DIAMOND Discs: (1912-1929) Edison Diamond Discs were Edison's attempt to make a flat disc. These were 6mm thick and still vertical cut like cylinders. They used a permanent conical diamond stylus for playing them. You CANNOT play these on a "normal" gramophones which plays lateral records. Adaptors were made that allowed for Lateral records to be played on Edison machines and vice versa.
HILL & DALE (Vertical cut records): All cylinder records, Edison and others. Edison Diamond Discs and some European flat-disc records, most notably by Pathé.
LATERAL cut records: Most flat disc records.
SPRING motors: Eldridge Johnson introduced the wind-up spring motor to the gramophone which made them affordable and portable. Some massive 4-spring motors can play for half an hour.
ELECTRIC motors: Edison's "Improved Phonograph" used an electric motor making it unaffordable to most. Electric motors started becoming cheaper in 1930.
EXTERNAL HORN Gramophones: Most gramophones pre-1927 had metal or wooden external horns.
INTERNAL HORN Gramophones: These were introduced around 1906 and by 1927 most gramophones were built with their horns hidden in cabinets. External horns were considered "vulgar". Except for EMG and EXPERT in England of course.
ORTHOPHONIC Gramophones: (1926-1932). Made by Victor in the USA and HMV in Europe. These were scientifically designed gramophones that were the best sounding acoustic gramophones made before Electric gramophones took over. The tracking tonearm was much improved and a 9 feet exponential horn was "folding" into a large cabinet.
Shellac-Lac Beetle Cocoon
Wind-up Spring Motor
Orthophonic with 9' Horn
Unfortunately, fake gramophones are far too common and many people are duped into buying them thinking they are original. Trying to point this out to someone that has spent a small fortune on a fake and has had it for years, if not decades, can be challenging.
I personally have nothing against these fakes as long as the buyer is not being conned into thinking it is an original gramophone.
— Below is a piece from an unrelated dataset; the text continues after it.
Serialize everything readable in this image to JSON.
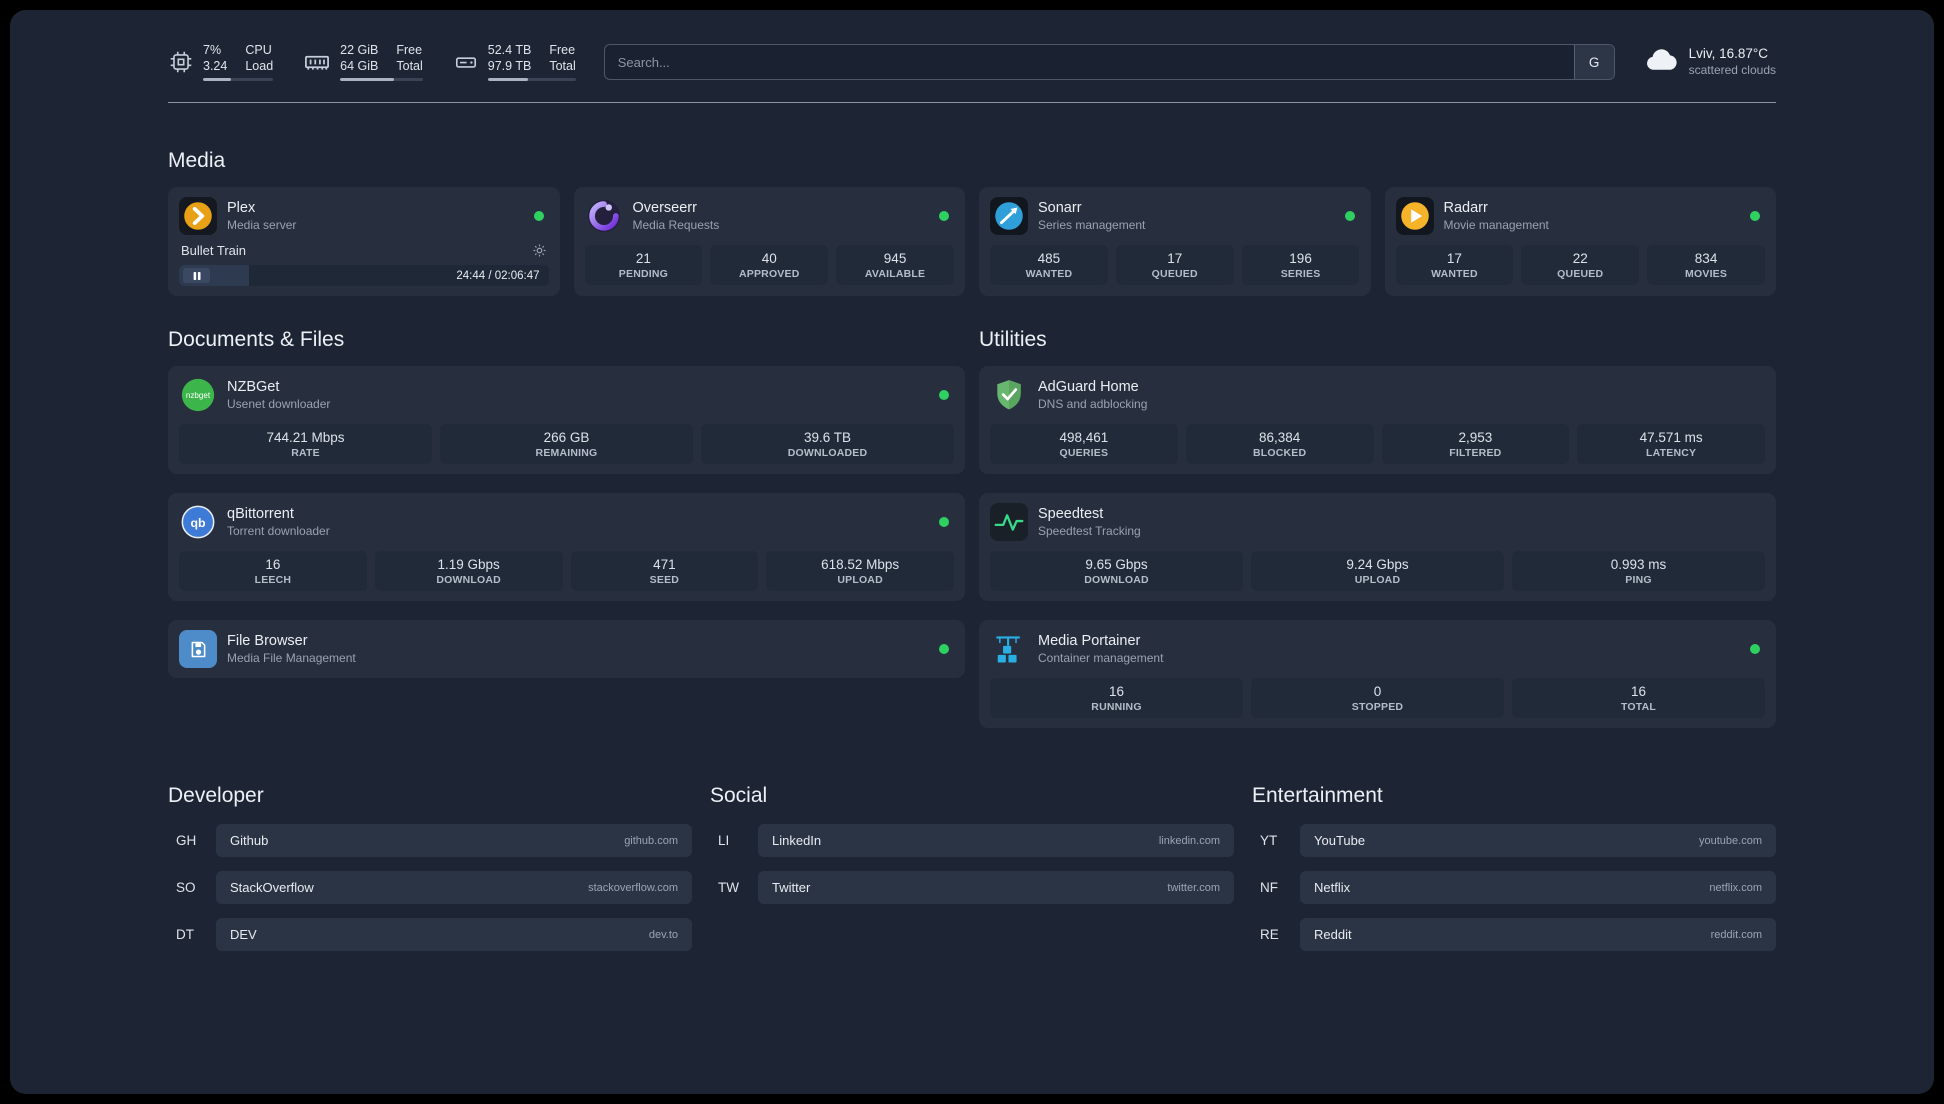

It infuriates me more when these fakes appear in period movies. It's just plain laziness.
Fortunately, most fakes are very easy to spot. Here are some terms and links that will help you spot a fake.
CRAPOPHONES: These are often made in India and China. Often they will have a windup motor marked THORENS. I've been told without proof that a shipload of Swiss made Thorens motors ended up in India in the 1940's. The motors are often authentic but were made for suitcase gramophones (Portables). It's often the only real part. The rest really is crap...
FRANKENPHONE: These are more difficult to spot but they are usually assembled in Europe and at least some of the parts are original but as the term suggests, they are put together from various parts that once belonged to other machines and together they create a monster.
All of these fakes will ruin your records. Only play worn out records you don't care about on these machines.
I am contacted regularly by people who want me to identify their gramophone. Usually it's a fake and it's the last thing they want to hear.